Michael was too scared and confused to be offended by that. “You know about me?”

Squip scoffed. “I know everything that happens here. I know Eremia brought you to the bathhouse. I know Rich and Chloe helped you here. I know that you intend to sign a contract with me in order to ensure your safety.”

“I- uh… you're not wrong.”

“I’m never wrong.” Squip delicately slid a sheet of paper from the top of the smallest pile and began filling it out, bored. “And what makes you think I’ll just give you a job?”

Michael fidgeted with the drawstrings of his hoodie, unsure of what to say. Squip continued to fill out what he assumed to be paperwork. The silence was killing him. “Uhm, because you have to?”

Squip stopped abruptly, the scratch of the pen ceasing with a jagged sound. Michael’s breath seized in his throat, his heart pounding. Squip set the pen down in a motion that looked like they were shutting the lid of a coffin. They might as well be. “Listen to me, you wretched, pitiful child,” Squip growled, their face set in a stone of indifference while their voice bled with venom. “I don't have to do anything for the likes of you . You waltz into my world, eat my food, conspire with my workers. The only contract you’ll be getting out of me is a death certificate .” Michael subconsciously took a few giant steps back but refused to break Squips gaze. Their eyes instantly turned mocking at the subtle show of fear. “What animal do you think would suit you best, hmm? Maybe a nice little pig like your mothers? Or maybe a pathetic little fish so I can watch you drown on dry land?”

“The rules state,” Michael began, pausing a little to heave in big breaths so that he wouldn't hyperventilate and faint. That would look really bad on the attempted confidence front. “The rules state you have to give a job to anyone who asks. Anyone. I'm here, you didn't catch me before I got to you, I'm asking.” Michael paused again, taking in the flicker of indignation on Squip’s face. He mustered a fake smirk. It was a risky move but he didn't have many cards left. “I do wonder, though, what happens if you don't abide by those rules. I'd love to see the results.”
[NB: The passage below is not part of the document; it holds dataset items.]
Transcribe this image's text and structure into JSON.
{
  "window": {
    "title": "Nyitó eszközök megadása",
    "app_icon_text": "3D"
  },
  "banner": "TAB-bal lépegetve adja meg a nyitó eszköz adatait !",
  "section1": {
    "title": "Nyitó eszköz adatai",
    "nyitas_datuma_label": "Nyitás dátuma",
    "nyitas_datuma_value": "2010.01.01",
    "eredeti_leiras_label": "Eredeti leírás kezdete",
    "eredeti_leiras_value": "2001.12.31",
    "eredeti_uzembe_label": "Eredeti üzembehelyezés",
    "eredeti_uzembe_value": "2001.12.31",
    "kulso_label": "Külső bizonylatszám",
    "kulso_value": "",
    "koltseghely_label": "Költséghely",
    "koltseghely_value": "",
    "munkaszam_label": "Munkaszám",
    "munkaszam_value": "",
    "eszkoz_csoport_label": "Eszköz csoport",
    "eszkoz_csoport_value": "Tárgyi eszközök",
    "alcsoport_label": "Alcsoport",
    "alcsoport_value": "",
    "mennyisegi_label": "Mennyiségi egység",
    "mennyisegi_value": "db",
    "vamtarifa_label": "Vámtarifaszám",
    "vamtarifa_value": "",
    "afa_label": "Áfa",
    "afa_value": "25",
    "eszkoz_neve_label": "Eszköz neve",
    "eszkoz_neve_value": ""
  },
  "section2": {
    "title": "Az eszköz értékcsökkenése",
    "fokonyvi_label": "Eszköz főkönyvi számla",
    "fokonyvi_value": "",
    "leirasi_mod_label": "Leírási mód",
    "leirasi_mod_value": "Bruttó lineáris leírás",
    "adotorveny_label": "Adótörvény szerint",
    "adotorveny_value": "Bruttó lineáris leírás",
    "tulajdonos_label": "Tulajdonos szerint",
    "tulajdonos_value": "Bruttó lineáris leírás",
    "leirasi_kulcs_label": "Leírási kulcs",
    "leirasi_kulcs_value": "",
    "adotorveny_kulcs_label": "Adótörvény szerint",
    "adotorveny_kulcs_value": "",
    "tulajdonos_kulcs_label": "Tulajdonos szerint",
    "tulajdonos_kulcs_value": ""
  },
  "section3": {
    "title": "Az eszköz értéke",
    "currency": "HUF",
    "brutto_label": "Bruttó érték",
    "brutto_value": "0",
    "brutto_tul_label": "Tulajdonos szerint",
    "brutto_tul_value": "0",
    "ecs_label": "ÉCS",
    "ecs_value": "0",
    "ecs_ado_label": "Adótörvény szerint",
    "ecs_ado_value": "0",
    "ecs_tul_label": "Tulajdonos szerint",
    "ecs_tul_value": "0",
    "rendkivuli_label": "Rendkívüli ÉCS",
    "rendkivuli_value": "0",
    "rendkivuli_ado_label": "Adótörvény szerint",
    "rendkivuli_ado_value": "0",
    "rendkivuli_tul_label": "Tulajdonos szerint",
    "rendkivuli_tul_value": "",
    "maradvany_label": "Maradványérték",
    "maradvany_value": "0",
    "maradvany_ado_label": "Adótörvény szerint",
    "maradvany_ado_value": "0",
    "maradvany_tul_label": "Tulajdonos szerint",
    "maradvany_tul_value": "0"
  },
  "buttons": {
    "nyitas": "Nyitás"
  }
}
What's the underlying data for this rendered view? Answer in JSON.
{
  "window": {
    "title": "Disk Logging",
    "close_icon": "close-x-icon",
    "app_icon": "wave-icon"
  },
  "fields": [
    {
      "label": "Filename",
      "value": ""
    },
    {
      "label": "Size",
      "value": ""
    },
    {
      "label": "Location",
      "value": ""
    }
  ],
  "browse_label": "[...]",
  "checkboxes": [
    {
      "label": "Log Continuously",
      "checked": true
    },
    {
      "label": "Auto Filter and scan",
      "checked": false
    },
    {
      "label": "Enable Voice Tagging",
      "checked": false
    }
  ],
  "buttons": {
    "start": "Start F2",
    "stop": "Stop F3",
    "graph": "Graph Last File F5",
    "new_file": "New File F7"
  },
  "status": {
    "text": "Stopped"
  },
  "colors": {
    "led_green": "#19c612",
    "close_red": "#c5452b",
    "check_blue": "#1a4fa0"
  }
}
Squip slammed their palms against the desk, standing up in one swift, furious motion, papers jostled and flying away from their previously perfect form. It took all of Michael’s willpower to stay stationary. Squip balled their hands into fists, shaking with rage, and then all at once it was gone. Squip straightened up, adjusted their suit and smoothed out their hair, their face perfectly blank. The sight of that, the abruptness of the change, sent Michael reeling with internal panic. Squip took a visible breath - it struck Michael suddenly that he hadn't seen Squip breath once since they entered the room - and whistled.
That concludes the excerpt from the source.